First, as soon as the first update takes place, the row, as originally entered, is lost because the update overwrites the row. So we lose the information that was true of the policy on the date it became effective. Next, considering the entire row as a single unit of data, all updates but the most recent one are also lost, including even the knowledge of whether or not there were any previous updates. Sometimes this is acceptable; but sometimes it is not.
Note: this may suggest that we should manage versions at the level of individual row/columns, not at the level of entire rows. Although that would certainly be possible, we believe that the same semantics can be supported by versioning entire rows, and at a lower overall system cost. We will not consider row/column level versioning in the remainder of these articles.
Now we will consider a more stringent business requirement for history.
{BR-3}. Support {BR-2}, and also keep a complete queryable history on policies, i.e., on all inserts, updates and deletes to all policies.
As our history taxonomy indicates, our first choice is to keep this history as a chronological record of either events or states. We could keep an event-based history of changes to policies by adding a row to the Policy table each time a new policy was created, and after that keeping a transaction table in which each transaction was an update or delete to the policy.
Event-based history is most appropriately used to manage changes to metric values of relationships among persistent objects, values such as counts, quantities and amounts. These relationships that contain metrics are often called balances. Each change to a relationship metric is recorded as a transaction, and in the traditional star schema design, each transaction contains a date, the change to each metric, and a foreign key to each object that is affected by the transaction, objects such as customers, products, suppliers and so on.
However, event-based history is not appropriate for managing changes to non-metric values of persistent objects. For them, state-based history is the preferred option. Because we have chosen to keep a state-based history of policies, we must now decide whether to do so using snapshots or versions. Snapshots are the preferred method for recording the coordinated history of many rows, usually across many tables, as of a single point in time. However, if the same column in the same row is updated more than once between snapshots, only the last update will be captured. Therefore, since the business requirement is to track all changes to policies, we must do so using versions.
What Version Tables Version
Before we dive into the details of managing versioned history, we must first understand what is being logically inserted, updated and deleted in versioned tables. It is not versions. It is the objects they are versions of. The physical insertion of a version logically inserts, updates or deletes an object, and does so in the following way.
- The physical insert of the first version for a policy is a logical insert of that object, i.e., that policy.
- The physical insert of subsequent versions for that policy, which are not designated as a logical delete of the policy, are logical updates of the policy.
- The physical insert of a version marked as a logical delete logically deletes the policy.

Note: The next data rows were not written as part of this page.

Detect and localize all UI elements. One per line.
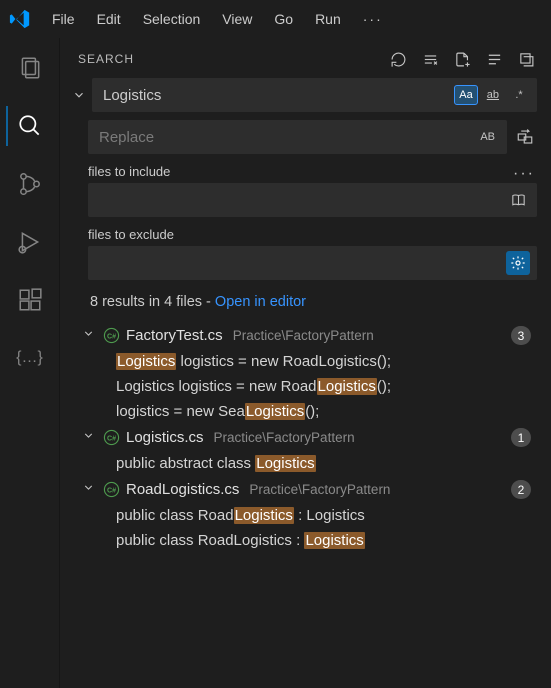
replace-input-box: AB (88, 120, 507, 154)
match-line[interactable]: public class RoadLogistics : Logistics (72, 528, 535, 553)
file-result-row[interactable]: C# FactoryTest.cs Practice\FactoryPattern 3 (72, 322, 535, 349)
source-control-icon[interactable] (6, 164, 54, 204)
chevron-down-icon (82, 429, 96, 446)
file-name: RoadLogistics.cs (126, 481, 239, 498)
match-count-badge: 1 (511, 428, 531, 447)
sidebar-title: SEARCH (78, 52, 134, 66)
chevron-down-icon (82, 481, 96, 498)
files-include-label: files to include (66, 154, 513, 183)
svg-text:C#: C# (106, 434, 115, 442)
match-line[interactable]: public abstract class Logistics (72, 451, 535, 476)
search-only-open-editors-icon[interactable] (506, 188, 530, 212)
file-name: Logistics.cs (126, 429, 204, 446)
csharp-file-icon: C# (102, 327, 120, 345)
menu-edit[interactable]: Edit (87, 7, 131, 31)
file-path: Practice\FactoryPattern (233, 328, 374, 343)
extensions-icon[interactable] (6, 280, 54, 320)
match-line[interactable]: Logistics logistics = new RoadLogistics(… (72, 374, 535, 399)
collapse-all-icon[interactable] (517, 50, 535, 68)
svg-text:C#: C# (106, 332, 115, 340)
svg-text:C#: C# (106, 486, 115, 494)
files-exclude-input[interactable] (99, 255, 506, 272)
files-exclude-label: files to exclude (66, 217, 541, 246)
search-icon[interactable] (6, 106, 54, 146)
menu-run[interactable]: Run (305, 7, 351, 31)
menu-overflow[interactable]: ··· (353, 7, 393, 31)
use-exclude-settings-icon[interactable] (506, 251, 530, 275)
chevron-down-icon (82, 327, 96, 344)
file-result-row[interactable]: C# RoadLogistics.cs Practice\FactoryPatter… (72, 476, 535, 503)
toggle-search-details-icon[interactable]: ··· (513, 165, 541, 183)
vscode-logo-icon (6, 5, 34, 33)
file-result-row[interactable]: C# Logistics.cs Practice\FactoryPattern 1 (72, 424, 535, 451)
refresh-icon[interactable] (389, 50, 407, 68)
menu-go[interactable]: Go (264, 7, 303, 31)
file-path: Practice\FactoryPattern (249, 482, 390, 497)
json-outline-icon[interactable]: {…} (6, 338, 54, 378)
results-summary: 8 results in 4 files - Open in editor (66, 280, 541, 318)
replace-all-icon[interactable] (513, 125, 537, 149)
preserve-case-toggle[interactable]: AB (475, 127, 500, 147)
regex-toggle[interactable]: .* (508, 85, 530, 105)
files-include-input[interactable] (99, 192, 506, 209)
menu-view[interactable]: View (212, 7, 262, 31)
match-line[interactable]: Logistics logistics = new RoadLogistics(… (72, 349, 535, 374)
match-count-badge: 2 (511, 480, 531, 499)
files-exclude-box (88, 246, 537, 280)
view-as-tree-icon[interactable] (485, 50, 503, 68)
search-input-box: Aa ab .* (92, 78, 537, 112)
csharp-file-icon: C# (102, 481, 120, 499)
menu-file[interactable]: File (42, 7, 85, 31)
search-sidebar: SEARCH Aa ab .* (60, 38, 551, 688)
match-case-toggle[interactable]: Aa (454, 85, 477, 105)
clear-icon[interactable] (421, 50, 439, 68)
match-line[interactable]: public class RoadLogistics : Logistics (72, 503, 535, 528)
file-path: Practice\FactoryPattern (214, 430, 355, 445)
match-count-badge: 3 (511, 326, 531, 345)
activity-bar: {…} (0, 38, 60, 688)
search-input[interactable] (103, 87, 454, 104)
replace-input[interactable] (99, 129, 475, 146)
files-include-box (88, 183, 537, 217)
results-tree: C# FactoryTest.cs Practice\FactoryPattern 3… (66, 318, 541, 553)
toggle-replace-chevron-icon[interactable] (70, 86, 88, 104)
explorer-icon[interactable] (6, 48, 54, 88)
whole-word-toggle[interactable]: ab (482, 85, 504, 105)
open-in-editor-link[interactable]: Open in editor (215, 294, 306, 310)
menu-selection[interactable]: Selection (133, 7, 211, 31)
file-name: FactoryTest.cs (126, 327, 223, 344)
match-line[interactable]: logistics = new SeaLogistics(); (72, 399, 535, 424)
new-search-editor-icon[interactable] (453, 50, 471, 68)
run-debug-icon[interactable] (6, 222, 54, 262)
csharp-file-icon: C# (102, 429, 120, 447)
menubar: File Edit Selection View Go Run ··· (0, 0, 551, 38)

Note that "object" is being used here in the sense of "anything that persists over time," not in its narrower object-oriented sense. Customers, products, suppliers, contracts, employees, facilities, inventories, packages, invoices, purchase orders - all these are objects. For the most part, we are using insurance policies as illustrative objects in these articles.
A Policy Version Table
Each row in the original Policy table represents a policy (of course). But no row in the Policy Version table represents a policy! Instead, each row represents what we know about what a policy looked like during a designated period of time.
Multiple rows on the Policy Version table may have the same policy-nbr, of course. If this were a Policy table, that would be an error. But on a Policy Version table, it is not an error. On a Policy Version table, those rows, and only those rows, with a given policy number are versions of that policy. Those rows, and only those rows, contain information about that policy during a period of time.
So a version is a timeslice of an object. It is not the object itself. A complete sequenced set of versions is a full timeline for an object.
Since none of these rows in the Policy Version table represent policies, where are the rows that do? If this table is not a table of policies, where is that table?
The answer is that, on our implementation of versioned history, there is no Policy table. The reason is that we don't need one. For any point in time during which a policy was a policy, we can retrieve a row from the Policy Version table that represents the policy as of that point in time. The first row in the Policy Version table for a policy shows what the policy was like when it became effective. Subsequent rows show what the policy was like after each of the changes that happened to it and until the next one happened. If the Policy terminated, there is a version for that event also.